Secondly, there is what I will term the "pseudo-bisexual option." Embraced by everyone from Madonna to Christina Aguilera to Britney Spears to Anna Paquin to Drew Barrymore to Lady Gaga to Megan Fox, this involves a young, popular female celebrity, assumed to be sexually desirable to average heterosexual men, who announces or hints in an ostentatious way about being bisexual. This can be accomplished in a variety of ways from French kissing another sufficiently femme woman on an awards program or by simply declaring to a tabloid that the star in question has always felt herself attracted to both men and women. However, it is never expected that these admissions of desire for women will lead to the celebrity in question having a publicly acknowledged romantic relationship with a member of the same sex as herself. Instead, she is expected to date men exclusively and probably to eventually have a heterosexual marriage with a sufficiently heterosexual man. This allows the star to cash in on the rebellious, sexy mystique associated with female bisexuality without actually accumulating the baggage associated with engaging in same sex relationships or identifying meaningfully with the gay (or especially with the lesbian or bisexual) community. The primacy of heterosexual relationships or relationships with men goes unchallenged. While the star may fantasize about women or occasionally kiss one, she would never really choose one over a man. This is the meme immortalized in Katy Perry's hit song "I Kissed a Girl." The narrative is reassuring for heterosexual men and much of American society because it serves to trivialize female bisexuality and to a lesser extent, lesbianism.

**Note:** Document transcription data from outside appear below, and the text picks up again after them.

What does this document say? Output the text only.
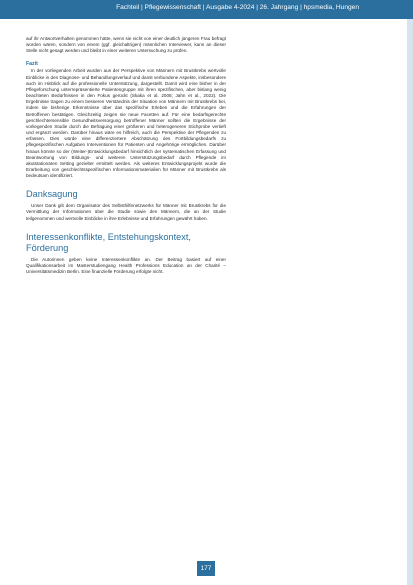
Fachteil | Pflegewissenschaft | Ausgabe 4-2024 | 26. Jahrgang | hpsmedia, Hungen

auf ihr Antwortverhalten genommen hätte, wenn sie nicht von einer deutlich jüngeren Frau befragt worden wären, sondern von einem (ggf. gleichaltrigen) männlichen Interviewer, kann an dieser Stelle nicht gesagt werden und bleibt in einer weiteren Untersuchung zu prüfen.

Fazit

In der vorliegenden Arbeit wurden aus der Perspektive von Männern mit Brustkrebs wertvolle Einblicke in den Diagnose- und Behandlungsverlauf und damit verbundene Aspekte, insbesondere auch im Hinblick auf die professionelle Unterstützung, dargestellt. Damit wird eine bisher in der Pflegeforschung unterrepräsentierte Patientengruppe mit ihren spezifischen, aber bislang wenig beachteten Bedürfnissen in den Fokus gerückt (Skaka et al. 2008; Jahn et al., 2022). Die Ergebnisse tragen zu einem besseren Verständnis der Situation von Männern mit Brustkrebs bei, indem sie bisherige Erkenntnisse über das spezifische Erleben und die Erfahrungen der Betroffenen bestätigen. Gleichzeitig zeigen sie neue Facetten auf. Für eine bedarfsgerechte geschlechtersensible Gesundheitsversorgung betroffener Männer sollten die Ergebnisse der vorliegenden Studie durch die Befragung einer größeren und heterogeneren Stichprobe vertieft und ergänzt werden. Darüber hinaus wäre es hilfreich, auch die Perspektive der Pflegenden zu erfassen. Dies würde eine differenziertere Abschätzung des Fortbildungsbedarfs zu pflegespezifischen Aufgaben Interventionen für Patienten und Angehörige ermöglichen. Darüber hinaus könnte so der (Weiter-)Entwicklungsbedarf hinsichtlich der systematischen Erfassung und Beantwortung von Bildungs- und weiteren Unterstützungsbedarf durch Pflegende im akutstationären Setting gezielter ermittelt werden. Als weiteres Entwicklungsprojekt wurde die Erarbeitung von geschlechtsspezifischen Informationsmaterialien für Männer mit Brustkrebs als bedeutsam identifiziert.

Danksagung

Unser Dank gilt dem Organisator des Selbsthilfenetzwerks für Männer mit Brustkrebs für die Vermittlung der Informationen über die Studie sowie den Männern, die an der Studie teilgenommen und wertvolle Einblicke in ihre Erlebnisse und Erfahrungen gewährt haben.

Interessenkonflikte, Entstehungskontext, Förderung

Die Autorinnen geben keine Interessenkonflikte an. Der Beitrag basiert auf einer Qualifikationsarbeit im Masterstudiengang Health Professions Education an der Charité – Universitätsmedizin Berlin. Eine finanzielle Förderung erfolgte nicht.

177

But Linsday Lohan did not adhere to this narrative. She did not come out as "lesbian" or "gay" or "homosexual." She did not muse emptily to Rolling Stone or Cosmopolitan or The Star about how "everyone is really bisexual" or about how she sort of kind of had a crush on a girl one time. She did not stick her tongue down the throat of another female celebrity on national television. She simply had a very public relationship with a woman without ever renouncing either her heterosexuality or her homosexuality. As one of the most sexually desirable women in the country, she willingly chose a relationship with a woman over a relationship with a man without qualification or apology, without even being a lesbian. It is for this transgression that Lindsay Lohan is expected to pay.

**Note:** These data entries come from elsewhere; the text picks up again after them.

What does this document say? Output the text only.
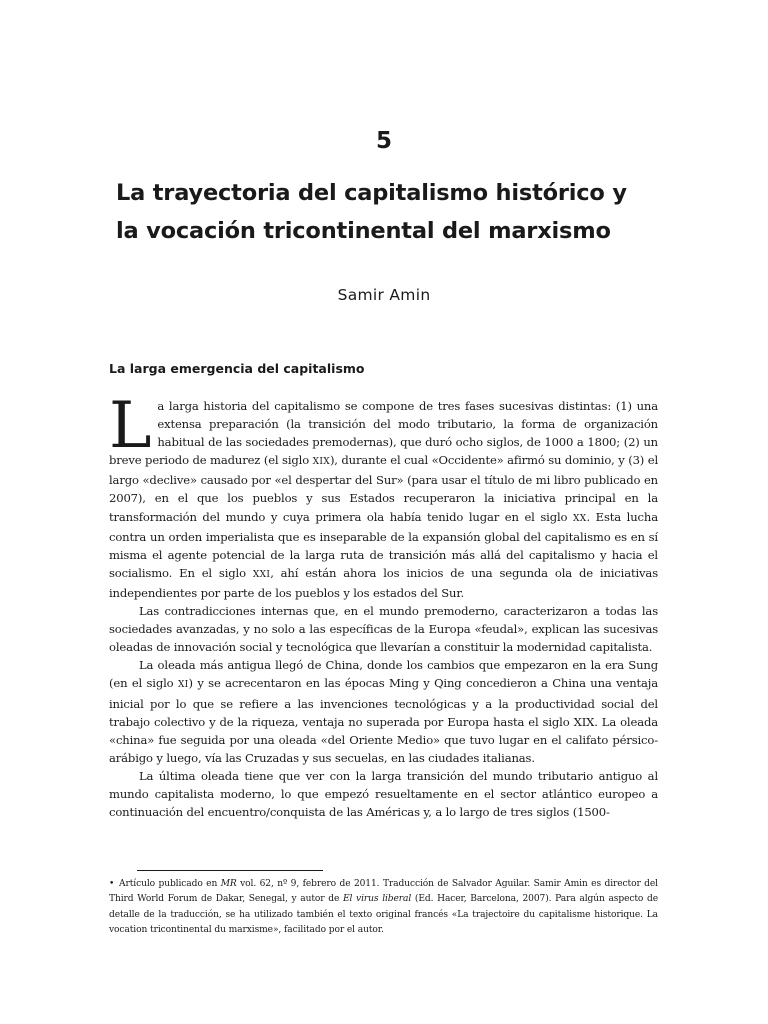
5
La trayectoria del capitalismo histórico y
la vocación tricontinental del marxismo
Samir Amin
La larga emergencia del capitalismo

La larga historia del capitalismo se compone de tres fases sucesivas distintas: (1) una extensa preparación (la transición del modo tributario, la forma de organización habitual de las sociedades premodernas), que duró ocho siglos, de 1000 a 1800; (2) un breve periodo de madurez (el siglo XIX), durante el cual «Occidente» afirmó su dominio, y (3) el largo «declive» causado por «el despertar del Sur» (para usar el título de mi libro publicado en 2007), en el que los pueblos y sus Estados recuperaron la iniciativa principal en la transformación del mundo y cuya primera ola había tenido lugar en el siglo XX. Esta lucha contra un orden imperialista que es inseparable de la expansión global del capitalismo es en sí misma el agente potencial de la larga ruta de transición más allá del capitalismo y hacia el socialismo. En el siglo XXI, ahí están ahora los inicios de una segunda ola de iniciativas independientes por parte de los pueblos y los estados del Sur.

Las contradicciones internas que, en el mundo premoderno, caracterizaron a todas las sociedades avanzadas, y no solo a las específicas de la Europa «feudal», explican las sucesivas oleadas de innovación social y tecnológica que llevarían a constituir la modernidad capitalista.

La oleada más antigua llegó de China, donde los cambios que empezaron en la era Sung (en el siglo XI) y se acrecentaron en las épocas Ming y Qing concedieron a China una ventaja inicial por lo que se refiere a las invenciones tecnológicas y a la productividad social del trabajo colectivo y de la riqueza, ventaja no superada por Europa hasta el siglo XIX. La oleada «china» fue seguida por una oleada «del Oriente Medio» que tuvo lugar en el califato pérsico-arábigo y luego, vía las Cruzadas y sus secuelas, en las ciudades italianas.

La última oleada tiene que ver con la larga transición del mundo tributario antiguo al mundo capitalista moderno, lo que empezó resueltamente en el sector atlántico europeo a continuación del encuentro/conquista de las Américas y, a lo largo de tres siglos (1500-

• Artículo publicado en MR vol. 62, nº 9, febrero de 2011. Traducción de Salvador Aguilar. Samir Amin es director del Third World Forum de Dakar, Senegal, y autor de El virus liberal (Ed. Hacer, Barcelona, 2007). Para algún aspecto de detalle de la traducción, se ha utilizado también el texto original francés «La trajectoire du capitalisme historique. La vocation tricontinental du marxisme», facilitado por el autor.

Other dynamics are at work in Lohan's reception by the public as well. As a friend of mine so eloquently stated it "It seems to me that when a woman defies the law she is impudent; when a man does it, he is a rebel." While the antics of Robert Downey Jr. or Lil Wayne or Eminem (or even more famously men like Kurt Cobain or Tupac Shakur or James Dean) are romanticized as the behavior of sexy but troubled outsiders at war with a hostile society, Lohan and other women like her are seen as frivolous, selfish, and incompetent. While men like Michael Jackson or Gary Coleman are rightly seen as being exploited by uncaring parents, thus leading at least in part to their adult troubles, Lohan is solely responsible for her myriad personal and professional shortcomings despite the crass and opportunistic way in which her parents have exploited her looks, money, fame, and talents over the years.

Of course, Lindsay Lohan is an adult who is responsible for her own actions, especially when she recklessly risks the live and health of others. Of course driving under the influence of alcohol or any other drug is often a dangerous and poor choice. But the vitriol leveled against Lohan is unique and has its roots in the sexism and heterosexism at the heart of much of society. And we do all of us a disservice when we pretend otherwise.